Der Diener ging, packte die Bücher zusammen und trug sie fort. Un­terwegs aber tat es ihm leid, eine so wichtige Sammlung von verborge­nen Geheimnissen ins Wasser zu werfen. Er beschloß, die Bücher für sich zu behalten, um womöglich daraus Nutzen zu ziehen. Als er zurückkam, fragte ihn Theophrastus: »Hast du meinen Befehl vollzo­gen?« »Ja«, sagte der Diener.

»So berichte mir,« sprach Theophrastus, »was du an dem Wasser wahrgenommen. « Der Diener antwortete: »Nichts.«

»So hast du nicht getan, wie ich dir befohlen«, fuhr Theophrastus ihn an. »Geh und führe meinen Auftrag aus. Du kannst mich nicht täuschen, aus deinem Bericht werde ich erkennen, ob du die Wahrheit sprichst.« »Wenn es denn sein muß,« dachte der Diener; »so will ich gehorchen.« Er ging und warf die Bücher in die Flut. Kaum war das geschehen, so be­kam das Wasser an dieser Stelle eine gelbe Farbe, wie Gold. Verwundert hierüber ging er nach Hause und berichtete seinem Herrn, was er gese­hen.

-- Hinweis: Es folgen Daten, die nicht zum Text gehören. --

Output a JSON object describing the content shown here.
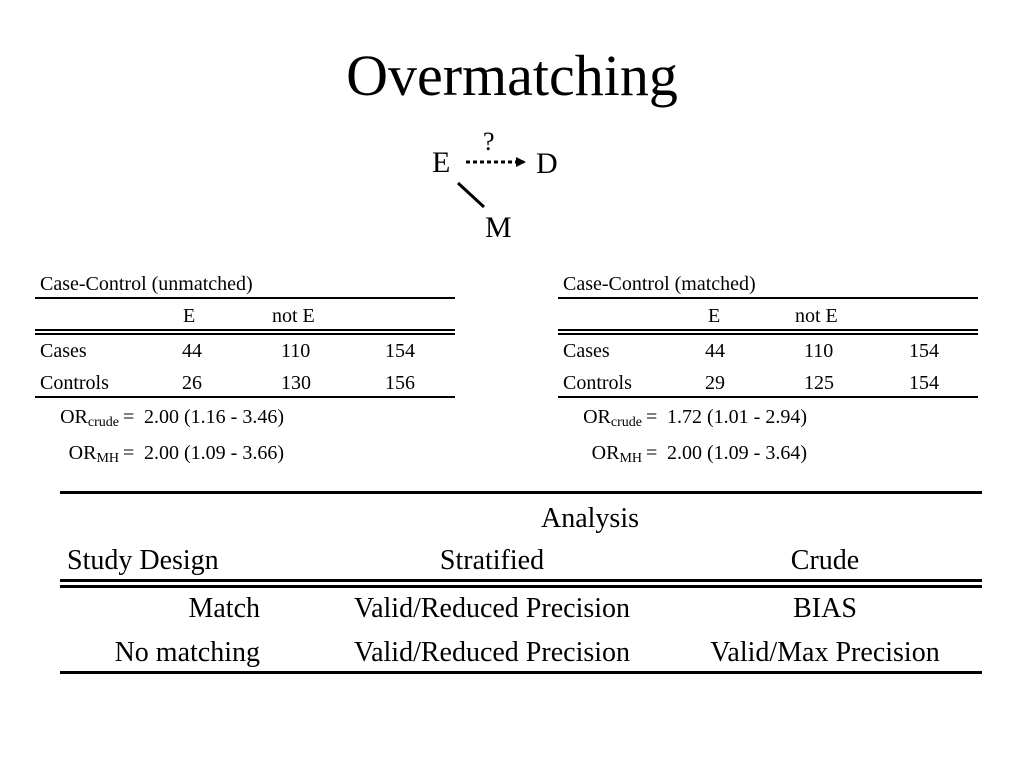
{
  "slide": {
    "title": "Overmatching"
  },
  "diagram": {
    "node_e": "E",
    "node_d": "D",
    "node_m": "M",
    "question": "?"
  },
  "unmatched": {
    "caption": "Case-Control (unmatched)",
    "col_e": "E",
    "col_not_e": "not E",
    "rows": [
      {
        "label": "Cases",
        "e": "44",
        "not_e": "110",
        "total": "154"
      },
      {
        "label": "Controls",
        "e": "26",
        "not_e": "130",
        "total": "156"
      }
    ],
    "or_crude_base": "OR",
    "or_crude_sub": "crude",
    "or_crude_value": "2.00 (1.16 - 3.46)",
    "or_mh_base": "OR",
    "or_mh_sub": "MH",
    "or_mh_value": "2.00 (1.09 - 3.66)",
    "equals": "="
  },
  "matched": {
    "caption": "Case-Control (matched)",
    "col_e": "E",
    "col_not_e": "not E",
    "rows": [
      {
        "label": "Cases",
        "e": "44",
        "not_e": "110",
        "total": "154"
      },
      {
        "label": "Controls",
        "e": "29",
        "not_e": "125",
        "total": "154"
      }
    ],
    "or_crude_base": "OR",
    "or_crude_sub": "crude",
    "or_crude_value": "1.72 (1.01 - 2.94)",
    "or_mh_base": "OR",
    "or_mh_sub": "MH",
    "or_mh_value": "2.00 (1.09 - 3.64)",
    "equals": "="
  },
  "analysis_table": {
    "group_header": "Analysis",
    "headers": [
      "Study Design",
      "Stratified",
      "Crude"
    ],
    "rows": [
      {
        "design": "Match",
        "stratified": "Valid/Reduced Precision",
        "crude": "BIAS"
      },
      {
        "design": "No matching",
        "stratified": "Valid/Reduced Precision",
        "crude": "Valid/Max Precision"
      }
    ]
  }
}
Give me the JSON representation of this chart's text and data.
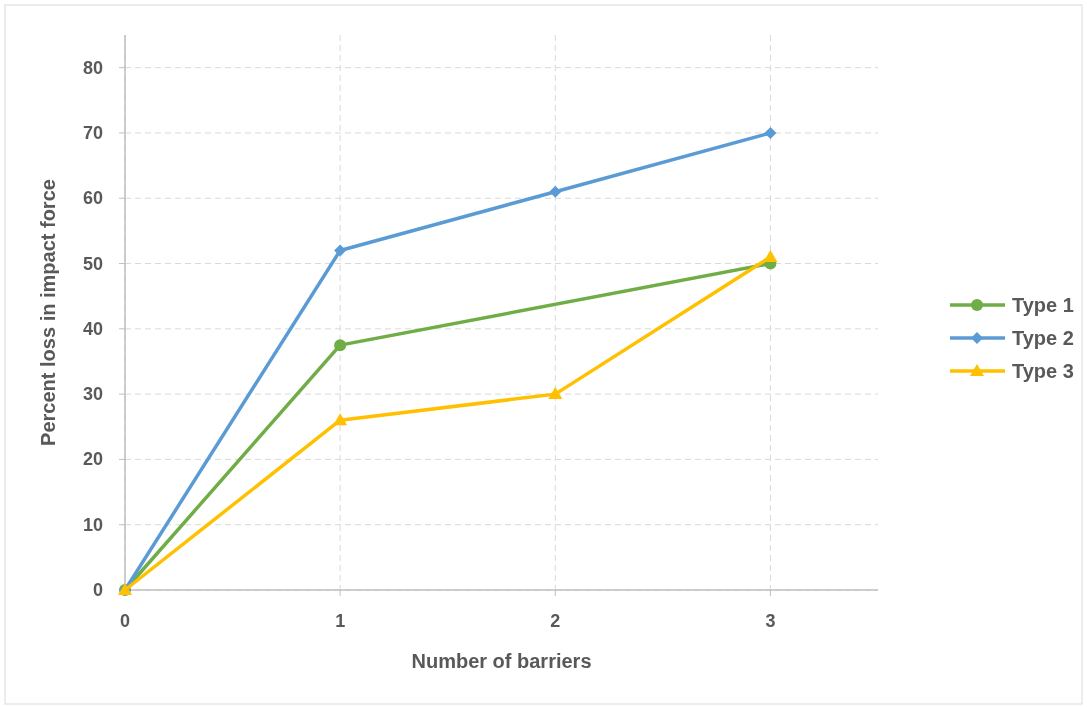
{
  "chart_data": {
    "type": "line",
    "xlabel": "Number of barriers",
    "ylabel": "Percent loss in impact force",
    "xlim": [
      0,
      3.5
    ],
    "xticks": [
      0,
      1,
      2,
      3
    ],
    "ylim": [
      0,
      85
    ],
    "yticks": [
      0,
      10,
      20,
      30,
      40,
      50,
      60,
      70,
      80
    ],
    "grid": true,
    "legend": "right",
    "line_style": "solid",
    "series": [
      {
        "name": "Type 1",
        "color": "#70ad47",
        "marker": "circle",
        "x": [
          0,
          1,
          3
        ],
        "values": [
          0,
          37.5,
          50
        ]
      },
      {
        "name": "Type 2",
        "color": "#5b9bd5",
        "marker": "diamond",
        "x": [
          0,
          1,
          2,
          3
        ],
        "values": [
          0,
          52,
          61,
          70
        ]
      },
      {
        "name": "Type 3",
        "color": "#ffc000",
        "marker": "triangle",
        "x": [
          0,
          1,
          2,
          3
        ],
        "values": [
          0,
          26,
          30,
          51
        ]
      }
    ]
  }
}
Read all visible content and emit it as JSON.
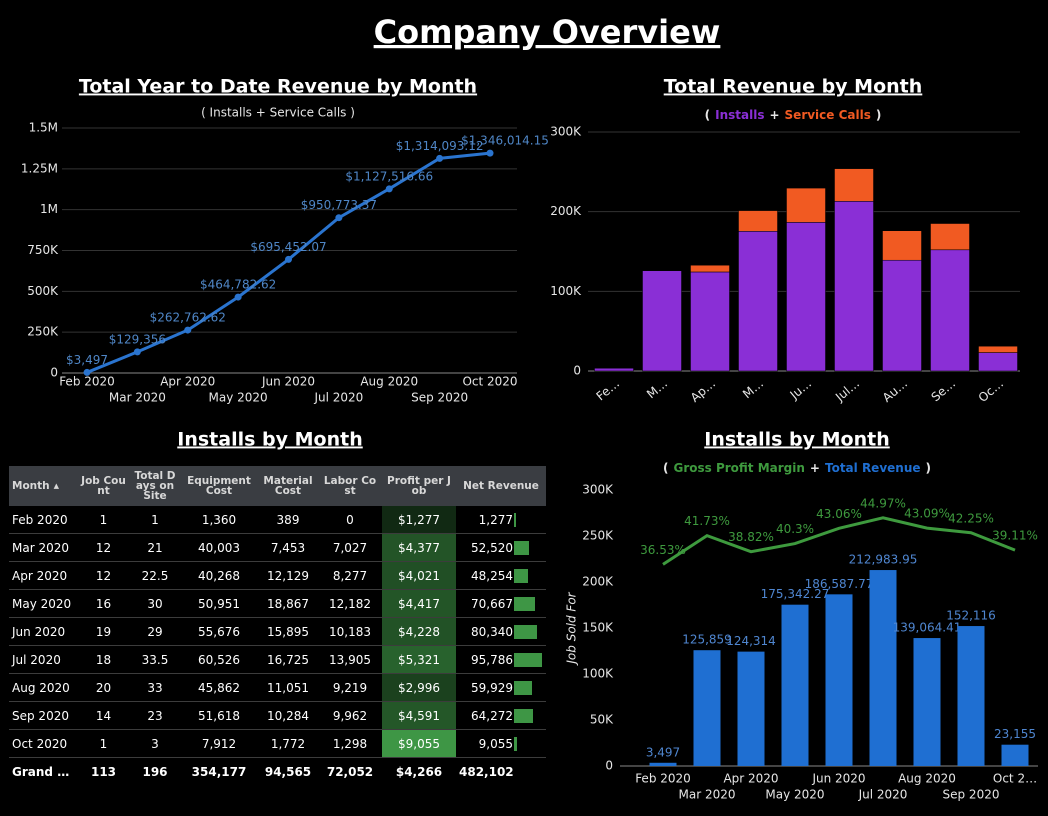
{
  "title": "Company Overview",
  "chart_data": [
    {
      "type": "line",
      "title": "Total Year to Date Revenue by Month",
      "subtitle": "( Installs + Service Calls )",
      "categories": [
        "Feb 2020",
        "Mar 2020",
        "Apr 2020",
        "May 2020",
        "Jun 2020",
        "Jul 2020",
        "Aug 2020",
        "Sep 2020",
        "Oct 2020"
      ],
      "values": [
        3497,
        129356,
        262762.62,
        464782.62,
        695452.07,
        950773.37,
        1127516.66,
        1314093.12,
        1346014.15
      ],
      "value_labels": [
        "$3,497",
        "$129,356",
        "$262,762.62",
        "$464,782.62",
        "$695,452.07",
        "$950,773.37",
        "$1,127,516.66",
        "$1,314,093.12",
        "$1,346,014.15"
      ],
      "color": "#2a74cf",
      "ylim": [
        0,
        1500000
      ],
      "yticks": [
        0,
        {
          "value": 250000,
          "label": "250K"
        },
        {
          "value": 500000,
          "label": "500K"
        },
        {
          "value": 750000,
          "label": "750K"
        },
        {
          "value": 1000000,
          "label": "1M"
        },
        {
          "value": 1250000,
          "label": "1.25M"
        },
        {
          "value": 1500000,
          "label": "1.5M"
        }
      ],
      "grid": true
    },
    {
      "type": "bar",
      "stacked": true,
      "title": "Total Revenue by Month",
      "subtitle_separators": [
        "(",
        "+",
        ")"
      ],
      "categories": [
        "Fe…",
        "M…",
        "Ap…",
        "M…",
        "Ju…",
        "Jul…",
        "Au…",
        "Se…",
        "Oc…"
      ],
      "series": [
        {
          "name": "Installs",
          "color": "#8a2fd6",
          "values": [
            3497,
            125859,
            124314,
            175342,
            186588,
            212984,
            139064,
            152116,
            23155
          ]
        },
        {
          "name": "Service Calls",
          "color": "#f15a22",
          "values": [
            0,
            0,
            8500,
            26000,
            43000,
            41000,
            37000,
            33000,
            8000
          ]
        }
      ],
      "ylim": [
        0,
        300000
      ],
      "yticks": [
        0,
        {
          "value": 100000,
          "label": "100K"
        },
        {
          "value": 200000,
          "label": "200K"
        },
        {
          "value": 300000,
          "label": "300K"
        }
      ],
      "grid": true
    },
    {
      "type": "bar",
      "title": "Installs by Month",
      "subtitle_separators": [
        "(",
        "+",
        ")"
      ],
      "ylabel": "Job Sold For",
      "categories": [
        "Feb 2020",
        "Mar 2020",
        "Apr 2020",
        "May 2020",
        "Jun 2020",
        "Jul 2020",
        "Aug 2020",
        "Sep 2020",
        "Oct 2…"
      ],
      "series": [
        {
          "name": "Gross Profit Margin",
          "type": "line",
          "axis": "y2",
          "color": "#3e9a3e",
          "values": [
            36.53,
            41.73,
            38.82,
            40.3,
            43.06,
            44.97,
            43.09,
            42.25,
            39.11
          ],
          "value_labels": [
            "36.53%",
            "41.73%",
            "38.82%",
            "40.3%",
            "43.06%",
            "44.97%",
            "43.09%",
            "42.25%",
            "39.11%"
          ]
        },
        {
          "name": "Total Revenue",
          "type": "bar",
          "color": "#1f6fd2",
          "values": [
            3497,
            125859,
            124314,
            175342.27,
            186587.77,
            212983.95,
            139064.41,
            152116,
            23155
          ],
          "value_labels": [
            "3,497",
            "125,859",
            "124,314",
            "175,342.27",
            "186,587.77",
            "212,983.95",
            "139,064.41",
            "152,116",
            "23,155"
          ]
        }
      ],
      "ylim": [
        0,
        300000
      ],
      "yticks": [
        0,
        {
          "value": 50000,
          "label": "50K"
        },
        {
          "value": 100000,
          "label": "100K"
        },
        {
          "value": 150000,
          "label": "150K"
        },
        {
          "value": 200000,
          "label": "200K"
        },
        {
          "value": 250000,
          "label": "250K"
        },
        {
          "value": 300000,
          "label": "300K"
        }
      ],
      "y2lim": [
        0,
        50
      ],
      "grid": false
    }
  ],
  "table": {
    "title": "Installs by Month",
    "sort_indicator": "▲",
    "columns": [
      "Month",
      "Job Count",
      "Total Days on Site",
      "Equipment Cost",
      "Material Cost",
      "Labor Cost",
      "Profit per Job",
      "Net Revenue"
    ],
    "rows": [
      [
        "Feb 2020",
        "1",
        "1",
        "1,360",
        "389",
        "0",
        "$1,277",
        "1,277"
      ],
      [
        "Mar 2020",
        "12",
        "21",
        "40,003",
        "7,453",
        "7,027",
        "$4,377",
        "52,520"
      ],
      [
        "Apr 2020",
        "12",
        "22.5",
        "40,268",
        "12,129",
        "8,277",
        "$4,021",
        "48,254"
      ],
      [
        "May 2020",
        "16",
        "30",
        "50,951",
        "18,867",
        "12,182",
        "$4,417",
        "70,667"
      ],
      [
        "Jun 2020",
        "19",
        "29",
        "55,676",
        "15,895",
        "10,183",
        "$4,228",
        "80,340"
      ],
      [
        "Jul 2020",
        "18",
        "33.5",
        "60,526",
        "16,725",
        "13,905",
        "$5,321",
        "95,786"
      ],
      [
        "Aug 2020",
        "20",
        "33",
        "45,862",
        "11,051",
        "9,219",
        "$2,996",
        "59,929"
      ],
      [
        "Sep 2020",
        "14",
        "23",
        "51,618",
        "10,284",
        "9,962",
        "$4,591",
        "64,272"
      ],
      [
        "Oct 2020",
        "1",
        "3",
        "7,912",
        "1,772",
        "1,298",
        "$9,055",
        "9,055"
      ]
    ],
    "total": [
      "Grand total",
      "113",
      "196",
      "354,177",
      "94,565",
      "72,052",
      "$4,266",
      "482,102"
    ]
  }
}
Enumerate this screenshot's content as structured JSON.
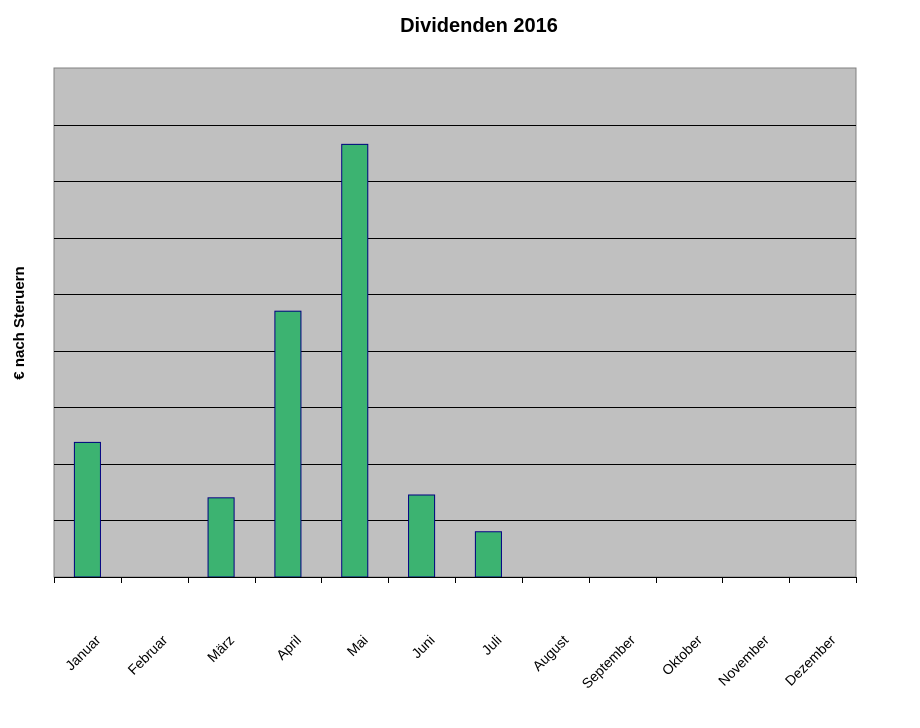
{
  "chart_data": {
    "type": "bar",
    "title": "Dividenden 2016",
    "xlabel": "",
    "ylabel": "€ nach Steruern",
    "categories": [
      "Januar",
      "Februar",
      "März",
      "April",
      "Mai",
      "Juni",
      "Juli",
      "August",
      "September",
      "Oktober",
      "November",
      "Dezember"
    ],
    "values": [
      2.38,
      0,
      1.4,
      4.7,
      7.65,
      1.45,
      0.8,
      0,
      0,
      0,
      0,
      0
    ],
    "ylim": [
      0,
      9
    ],
    "gridlines": true,
    "y_tick_labels_shown": false,
    "legend": "none",
    "colors": {
      "bar_fill": "#3cb371",
      "bar_stroke": "#000080",
      "plot_background": "#c0c0c0",
      "gridline": "#000000"
    }
  }
}
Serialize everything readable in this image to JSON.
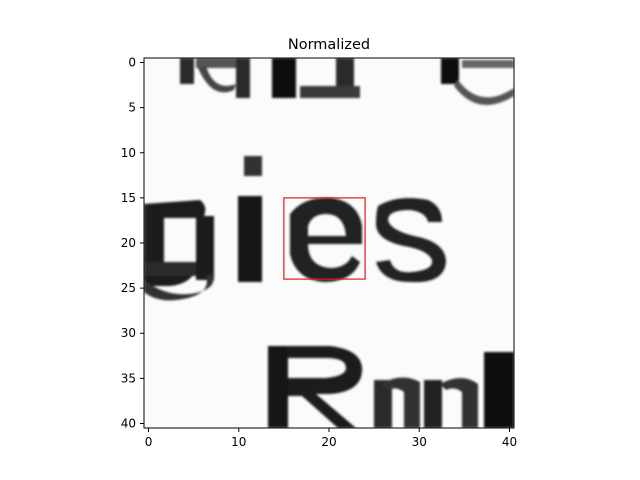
{
  "chart_data": {
    "type": "heatmap",
    "title": "Normalized",
    "subtitle": "",
    "xlabel": "",
    "ylabel": "",
    "colormap": "grayscale (dark = high ink density)",
    "grid_size": [
      41,
      41
    ],
    "xlim": [
      -0.5,
      40.5
    ],
    "ylim": [
      40.5,
      -0.5
    ],
    "x_ticks": [
      0,
      10,
      20,
      30,
      40
    ],
    "y_ticks": [
      0,
      5,
      10,
      15,
      20,
      25,
      30,
      35,
      40
    ],
    "x_tick_labels": [
      "0",
      "10",
      "20",
      "30",
      "40"
    ],
    "y_tick_labels": [
      "0",
      "5",
      "10",
      "15",
      "20",
      "25",
      "30",
      "35",
      "40"
    ],
    "grid": false,
    "legend": "none",
    "image_content": "scanned text fragment: top row partial letters, middle row 'gies' with 'e' highlighted, bottom row 'Rm'",
    "highlight_box": {
      "x_range": [
        15,
        24
      ],
      "y_range": [
        15,
        24
      ],
      "color": "#e31a1c"
    }
  }
}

Nun gab ihm Theophrastus noch folgende Weisungen: »Sobald ich gestorben sein werde, träufle etwas von dem Balsam, den ich dir hier übergebe, auf meinen Leichnam und zerhacke diesen in lauter Brei; gib jedoch acht, daß nicht das kleinste Teilchen verloren geht. Dann spunde ihn in ein Faß, so daß keine Luft eindringen kann, und verwahre das Faß an einem verborgenen Orte sieben Jahre lang. Wenn die Zeit um ist, kein Tag weniger und keiner mehr; dann öffne das Faß, und du wirst ein merkwürdiges Wunder sehen.« Kurz darauf starb Theophrastus. Der Diener entkleidete die Leiche und verfuhr genau so, wie ihm ge­heißen worden. Nach langer Zeit fiel es ihm ein, daß die sieben Jahre um sein könnten, und erschrocken darüber; daß es vielleicht schon zu spät sei, eilte er an den verborgenen Ort und fing an, das Faß zu öffnen. Da sah er den vollständigen Körper des Theophrastus darin in kniender Stellung, aber ohne Leben. Im selben Augenblick jedoch zerfiel derselbe durch die eindringende Luft zu Staub. Jetzt erst nahm sich der Diener die Mühe, genau die Zeit von dem Sterbetage an zu berechnen, und siehe da, es fehlte noch ein Vierteljahr. Dadurch war das Wunder der Wieder­auflebung des Theophrastus vereitelt.